2 Responses to “When Electrical Power is Lost to Half the Circuits”
  1. Bernadette Quinn says:

    Problem with Incorrect Voltage Readings

    I have little to no power from side A of the circuit box. I changed out the main switch. With no other circuits connected I am reading 240v grounded. Once I connect anything on side A I lose ground and not pulling full power. Side B is working perfectly. The electric company came out and checked their end and said everything is good.

    • Dave Rongey says:

      How to Locate a Faulty Circuit

      Hi Bernadette,
      If the panel has been tested and their is no indication of a faulty part or connection, then there may be a problem with a circuit, or equipment that is plugged in or connected to a circuit, most likely a 240v circuit that is connected on the B side of the panel.
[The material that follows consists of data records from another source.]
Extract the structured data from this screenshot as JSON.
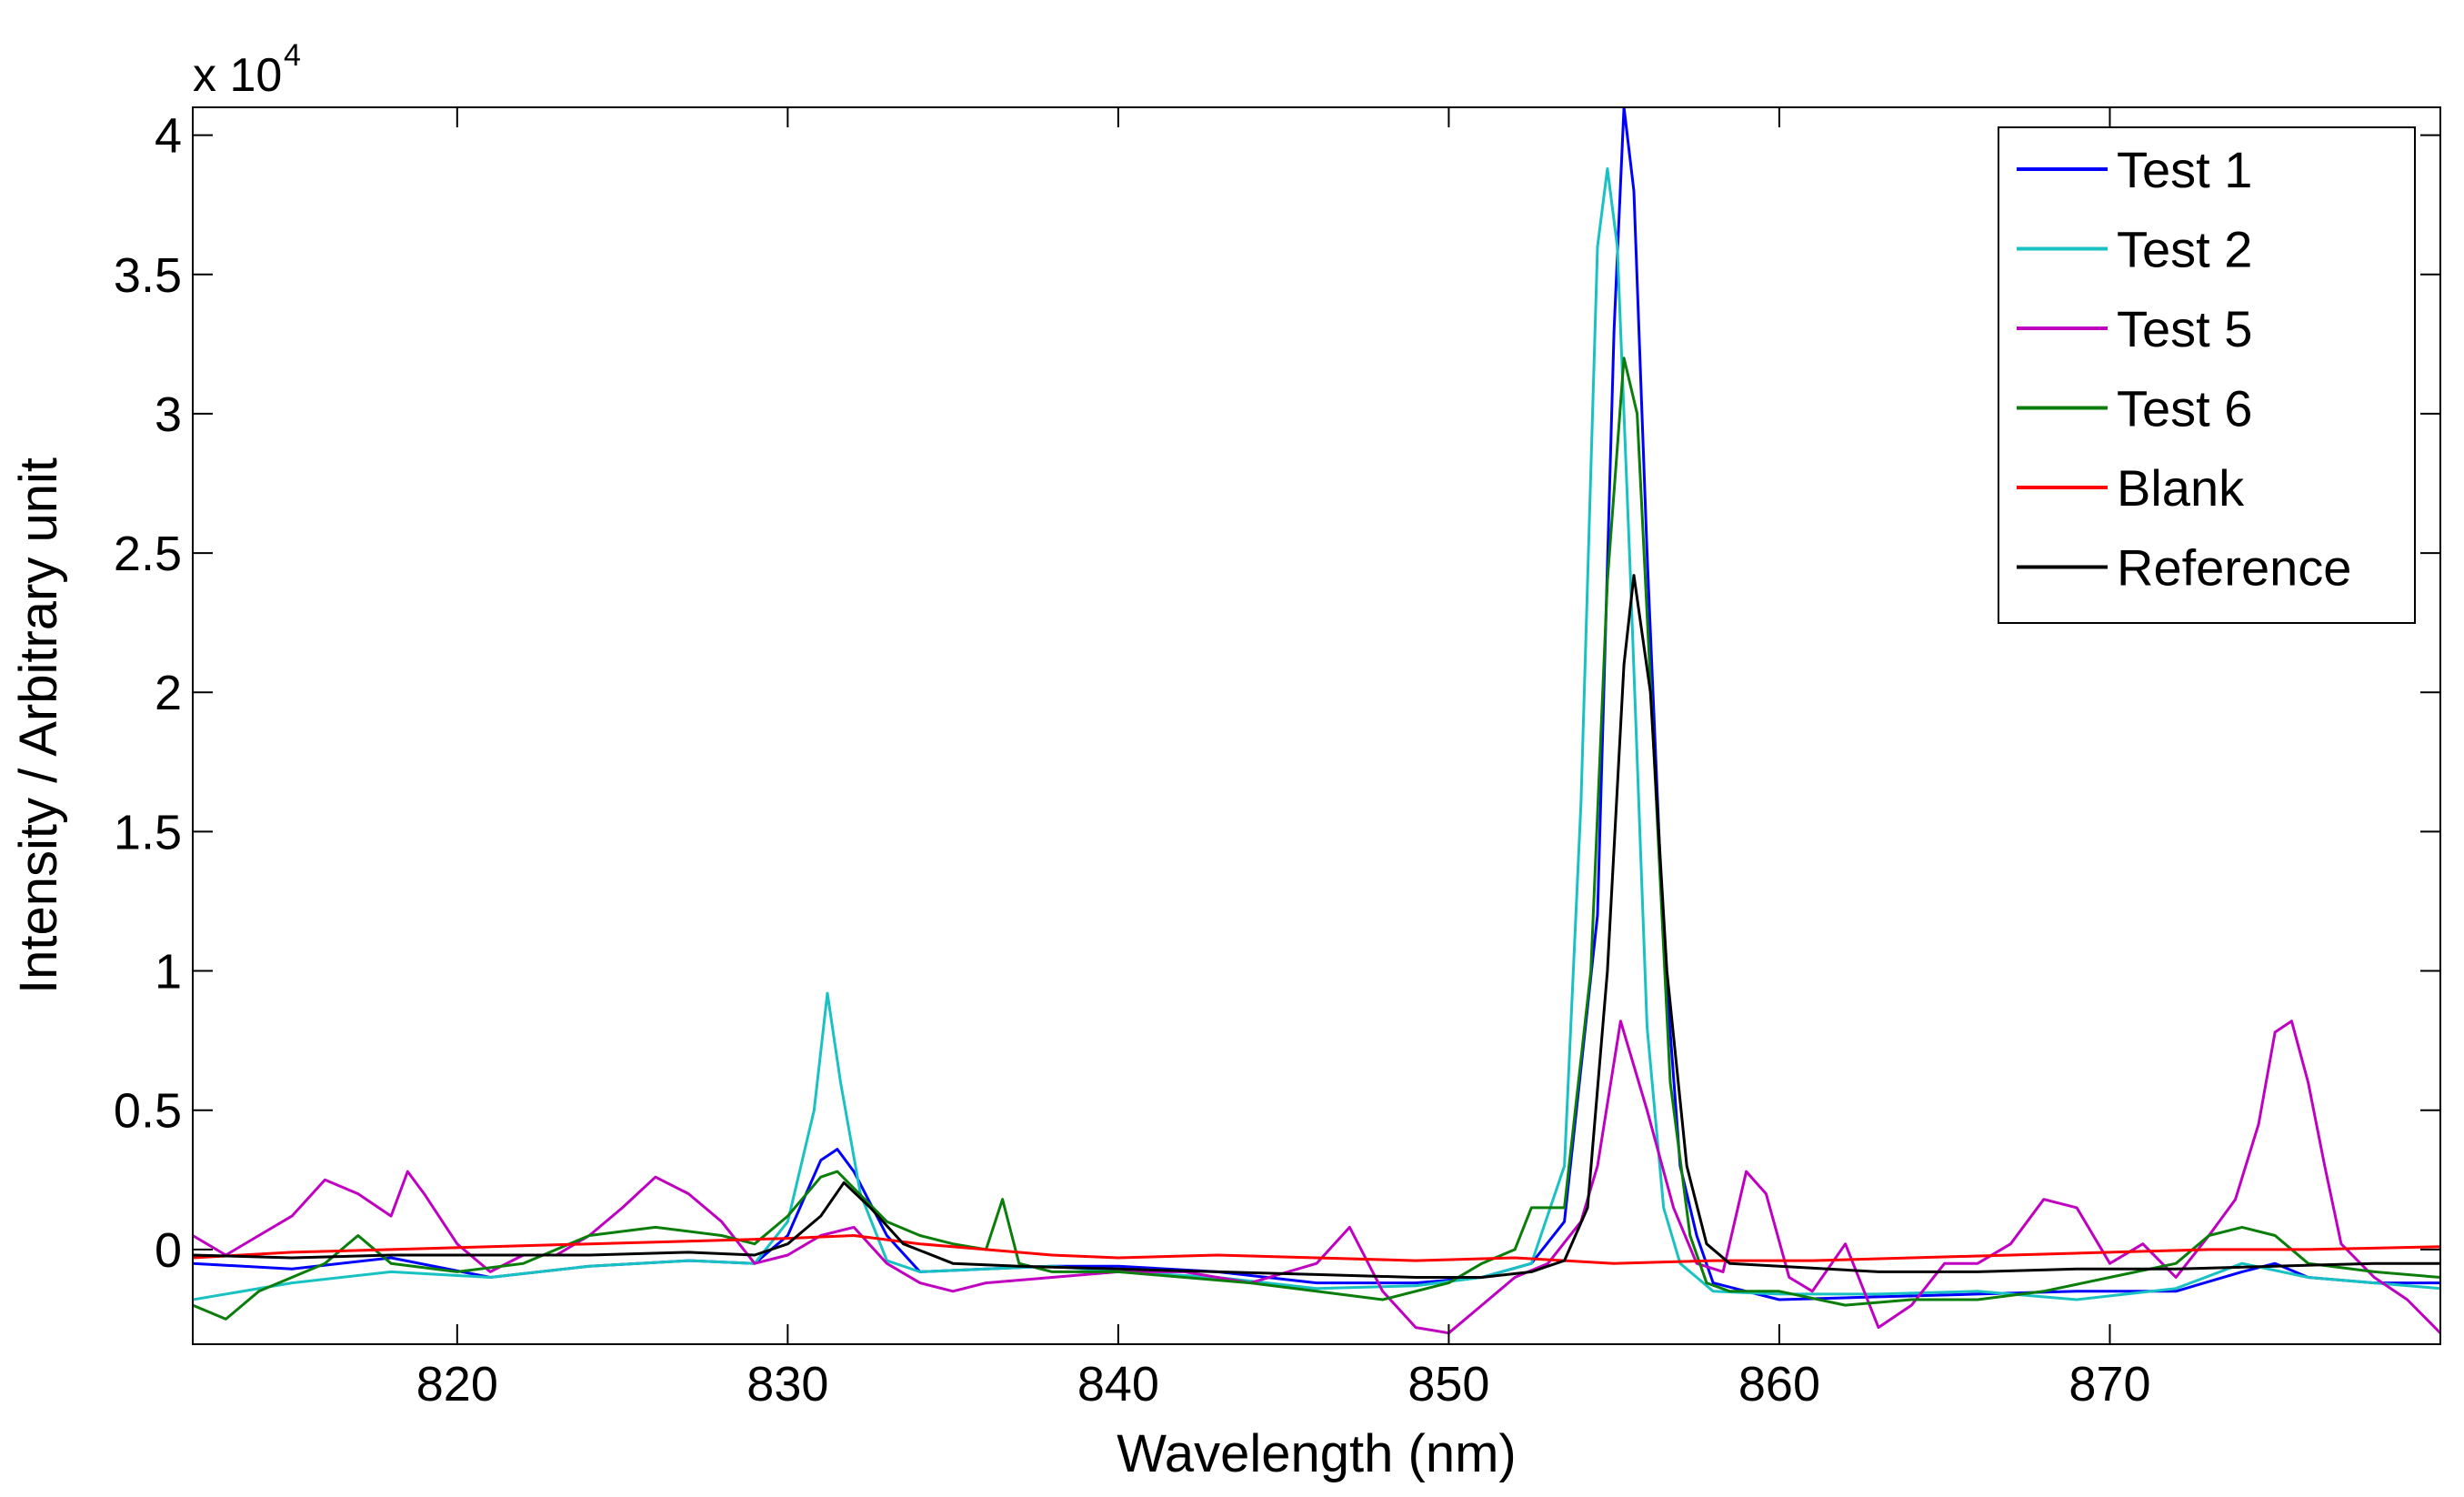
{
  "chart_data": {
    "type": "line",
    "title": "",
    "xlabel": "Wavelength (nm)",
    "ylabel": "Intensity / Arbitrary unit",
    "y_multiplier_label": "x 10",
    "y_multiplier_exponent": "4",
    "xlim": [
      812,
      880
    ],
    "ylim": [
      -0.34,
      4.1
    ],
    "x_ticks": [
      820,
      830,
      840,
      850,
      860,
      870
    ],
    "y_ticks": [
      0,
      0.5,
      1,
      1.5,
      2,
      2.5,
      3,
      3.5,
      4
    ],
    "y_tick_labels": [
      "0",
      "0.5",
      "1",
      "1.5",
      "2",
      "2.5",
      "3",
      "3.5",
      "4"
    ],
    "grid": false,
    "legend_position": "top-right",
    "series": [
      {
        "name": "Test 1",
        "color": "#0000ff",
        "x": [
          812,
          815,
          818,
          821,
          824,
          827,
          829,
          830,
          831,
          831.5,
          832,
          833,
          834,
          836,
          838,
          840,
          843,
          846,
          849,
          851,
          852.5,
          853.5,
          854.5,
          855,
          855.3,
          855.6,
          856,
          856.5,
          857,
          857.5,
          858,
          860,
          863,
          866,
          869,
          872,
          874,
          875,
          876,
          878,
          880
        ],
        "y": [
          -0.05,
          -0.07,
          -0.03,
          -0.1,
          -0.06,
          -0.04,
          -0.05,
          0.05,
          0.32,
          0.36,
          0.28,
          0.05,
          -0.08,
          -0.07,
          -0.06,
          -0.06,
          -0.08,
          -0.12,
          -0.12,
          -0.1,
          -0.05,
          0.1,
          1.2,
          3.3,
          4.1,
          3.8,
          2.5,
          1.1,
          0.3,
          0.05,
          -0.12,
          -0.18,
          -0.17,
          -0.16,
          -0.15,
          -0.15,
          -0.08,
          -0.05,
          -0.1,
          -0.12,
          -0.12
        ]
      },
      {
        "name": "Test 2",
        "color": "#19c2c2",
        "x": [
          812,
          815,
          818,
          821,
          824,
          827,
          829,
          830,
          830.8,
          831.2,
          831.6,
          832.2,
          833,
          834,
          836,
          838,
          840,
          843,
          846,
          849,
          851,
          852.5,
          853.5,
          854,
          854.5,
          854.8,
          855.1,
          855.5,
          856,
          856.5,
          857,
          857.5,
          858,
          860,
          863,
          866,
          869,
          872,
          874,
          876,
          878,
          880
        ],
        "y": [
          -0.18,
          -0.12,
          -0.08,
          -0.1,
          -0.06,
          -0.04,
          -0.05,
          0.1,
          0.5,
          0.92,
          0.6,
          0.2,
          -0.04,
          -0.08,
          -0.07,
          -0.06,
          -0.08,
          -0.1,
          -0.14,
          -0.13,
          -0.1,
          -0.05,
          0.3,
          1.6,
          3.6,
          3.88,
          3.6,
          2.4,
          0.8,
          0.15,
          -0.05,
          -0.1,
          -0.15,
          -0.16,
          -0.16,
          -0.15,
          -0.18,
          -0.14,
          -0.05,
          -0.1,
          -0.12,
          -0.14
        ]
      },
      {
        "name": "Test 5",
        "color": "#c000c0",
        "x": [
          812,
          813,
          814,
          815,
          816,
          817,
          818,
          818.5,
          819,
          820,
          821,
          822,
          823,
          824,
          825,
          826,
          827,
          828,
          829,
          830,
          831,
          832,
          833,
          834,
          835,
          836,
          838,
          840,
          842,
          844,
          846,
          847,
          848,
          849,
          850,
          851,
          852,
          853,
          854,
          854.5,
          855.2,
          856,
          856.8,
          857.5,
          858.3,
          859,
          859.6,
          860.3,
          861,
          862,
          863,
          864,
          865,
          866,
          867,
          868,
          869,
          870,
          871,
          872,
          873,
          873.8,
          874.5,
          875,
          875.5,
          876,
          876.5,
          877,
          878,
          879,
          880
        ],
        "y": [
          0.05,
          -0.02,
          0.05,
          0.12,
          0.25,
          0.2,
          0.12,
          0.28,
          0.2,
          0.02,
          -0.08,
          -0.02,
          -0.02,
          0.05,
          0.15,
          0.26,
          0.2,
          0.1,
          -0.05,
          -0.02,
          0.05,
          0.08,
          -0.05,
          -0.12,
          -0.15,
          -0.12,
          -0.1,
          -0.08,
          -0.08,
          -0.12,
          -0.05,
          0.08,
          -0.15,
          -0.28,
          -0.3,
          -0.2,
          -0.1,
          -0.05,
          0.1,
          0.3,
          0.82,
          0.5,
          0.15,
          -0.05,
          -0.08,
          0.28,
          0.2,
          -0.1,
          -0.15,
          0.02,
          -0.28,
          -0.2,
          -0.05,
          -0.05,
          0.02,
          0.18,
          0.15,
          -0.05,
          0.02,
          -0.1,
          0.05,
          0.18,
          0.45,
          0.78,
          0.82,
          0.6,
          0.3,
          0.02,
          -0.1,
          -0.18,
          -0.3
        ]
      },
      {
        "name": "Test 6",
        "color": "#0a7d0a",
        "x": [
          812,
          813,
          814,
          815,
          816,
          817,
          818,
          820,
          822,
          824,
          826,
          828,
          829,
          830,
          831,
          831.5,
          832,
          833,
          834,
          835,
          836,
          836.5,
          837,
          838,
          840,
          842,
          844,
          846,
          848,
          850,
          851,
          852,
          852.5,
          853.5,
          854.3,
          854.8,
          855.3,
          855.7,
          856.2,
          856.7,
          857.3,
          857.8,
          858.5,
          860,
          862,
          864,
          866,
          868,
          870,
          872,
          873,
          874,
          875,
          876,
          878,
          880
        ],
        "y": [
          -0.2,
          -0.25,
          -0.15,
          -0.1,
          -0.05,
          0.05,
          -0.05,
          -0.08,
          -0.05,
          0.05,
          0.08,
          0.05,
          0.02,
          0.12,
          0.26,
          0.28,
          0.22,
          0.1,
          0.05,
          0.02,
          0.0,
          0.18,
          -0.05,
          -0.08,
          -0.08,
          -0.1,
          -0.12,
          -0.15,
          -0.18,
          -0.12,
          -0.05,
          0.0,
          0.15,
          0.15,
          1.0,
          2.4,
          3.2,
          3.0,
          1.8,
          0.6,
          0.05,
          -0.12,
          -0.15,
          -0.15,
          -0.2,
          -0.18,
          -0.18,
          -0.15,
          -0.1,
          -0.05,
          0.05,
          0.08,
          0.05,
          -0.05,
          -0.08,
          -0.1
        ]
      },
      {
        "name": "Blank",
        "color": "#ff0000",
        "x": [
          812,
          815,
          818,
          821,
          824,
          827,
          830,
          832,
          834,
          836,
          838,
          840,
          843,
          846,
          849,
          852,
          855,
          858,
          861,
          864,
          867,
          870,
          873,
          876,
          880
        ],
        "y": [
          -0.03,
          -0.01,
          0.0,
          0.01,
          0.02,
          0.03,
          0.04,
          0.05,
          0.02,
          0.0,
          -0.02,
          -0.03,
          -0.02,
          -0.03,
          -0.04,
          -0.03,
          -0.05,
          -0.04,
          -0.04,
          -0.03,
          -0.02,
          -0.01,
          0.0,
          0.0,
          0.01
        ]
      },
      {
        "name": "Reference",
        "color": "#000000",
        "x": [
          812,
          815,
          818,
          821,
          824,
          827,
          829,
          830,
          831,
          831.7,
          832.5,
          833.5,
          835,
          837,
          840,
          843,
          846,
          849,
          851,
          852.5,
          853.5,
          854.2,
          854.8,
          855.3,
          855.6,
          856.1,
          856.6,
          857.2,
          857.8,
          858.5,
          860,
          863,
          866,
          869,
          872,
          875,
          878,
          880
        ],
        "y": [
          -0.02,
          -0.03,
          -0.02,
          -0.02,
          -0.02,
          -0.01,
          -0.02,
          0.02,
          0.12,
          0.24,
          0.15,
          0.02,
          -0.05,
          -0.06,
          -0.07,
          -0.08,
          -0.09,
          -0.1,
          -0.1,
          -0.08,
          -0.04,
          0.15,
          1.0,
          2.1,
          2.42,
          2.0,
          1.0,
          0.3,
          0.02,
          -0.05,
          -0.06,
          -0.08,
          -0.08,
          -0.07,
          -0.07,
          -0.06,
          -0.05,
          -0.05
        ]
      }
    ]
  }
}
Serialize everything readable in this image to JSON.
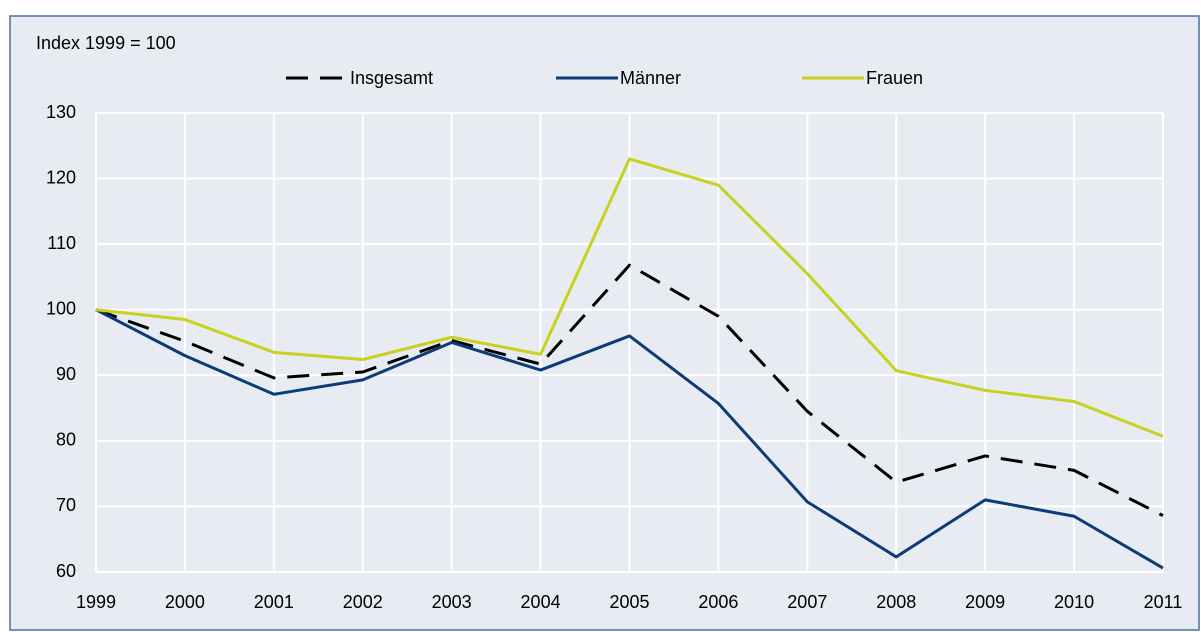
{
  "chart_data": {
    "type": "line",
    "annotation": "Index 1999 = 100",
    "categories": [
      "1999",
      "2000",
      "2001",
      "2002",
      "2003",
      "2004",
      "2005",
      "2006",
      "2007",
      "2008",
      "2009",
      "2010",
      "2011"
    ],
    "series": [
      {
        "name": "Insgesamt",
        "color": "#000000",
        "dash": "dashed",
        "values": [
          100,
          95.2,
          89.6,
          90.5,
          95.3,
          91.7,
          106.8,
          99,
          84.5,
          73.7,
          77.7,
          75.5,
          68.6
        ]
      },
      {
        "name": "Männer",
        "color": "#0c3c78",
        "dash": "solid",
        "values": [
          100,
          93,
          87.1,
          89.3,
          95,
          90.8,
          96,
          85.7,
          70.7,
          62.3,
          71,
          68.5,
          60.6
        ]
      },
      {
        "name": "Frauen",
        "color": "#c8d21e",
        "dash": "solid",
        "values": [
          100,
          98.5,
          93.5,
          92.4,
          95.8,
          93.2,
          123,
          119,
          105.5,
          90.7,
          87.7,
          86,
          80.7
        ]
      }
    ],
    "ylim": [
      60,
      130
    ],
    "yticks": [
      60,
      70,
      80,
      90,
      100,
      110,
      120,
      130
    ],
    "grid": true
  }
}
It may help to connect a circuit on the A side as before, and start removing circuits on the B side, one at a time, while monitoring the circuit on the A side.

      Another way to locate a faulty circuit or equipment is to disconnect or turn off all the circuits on the B side, and connect one circuit on the A side. Test the A circuit to make sure the reading is normal, then begin connecting one circuit at a time on the B side while monitoring the A circuit. Once the reading of the A circuit is not normal you will have identified the faulty circuit on the A side.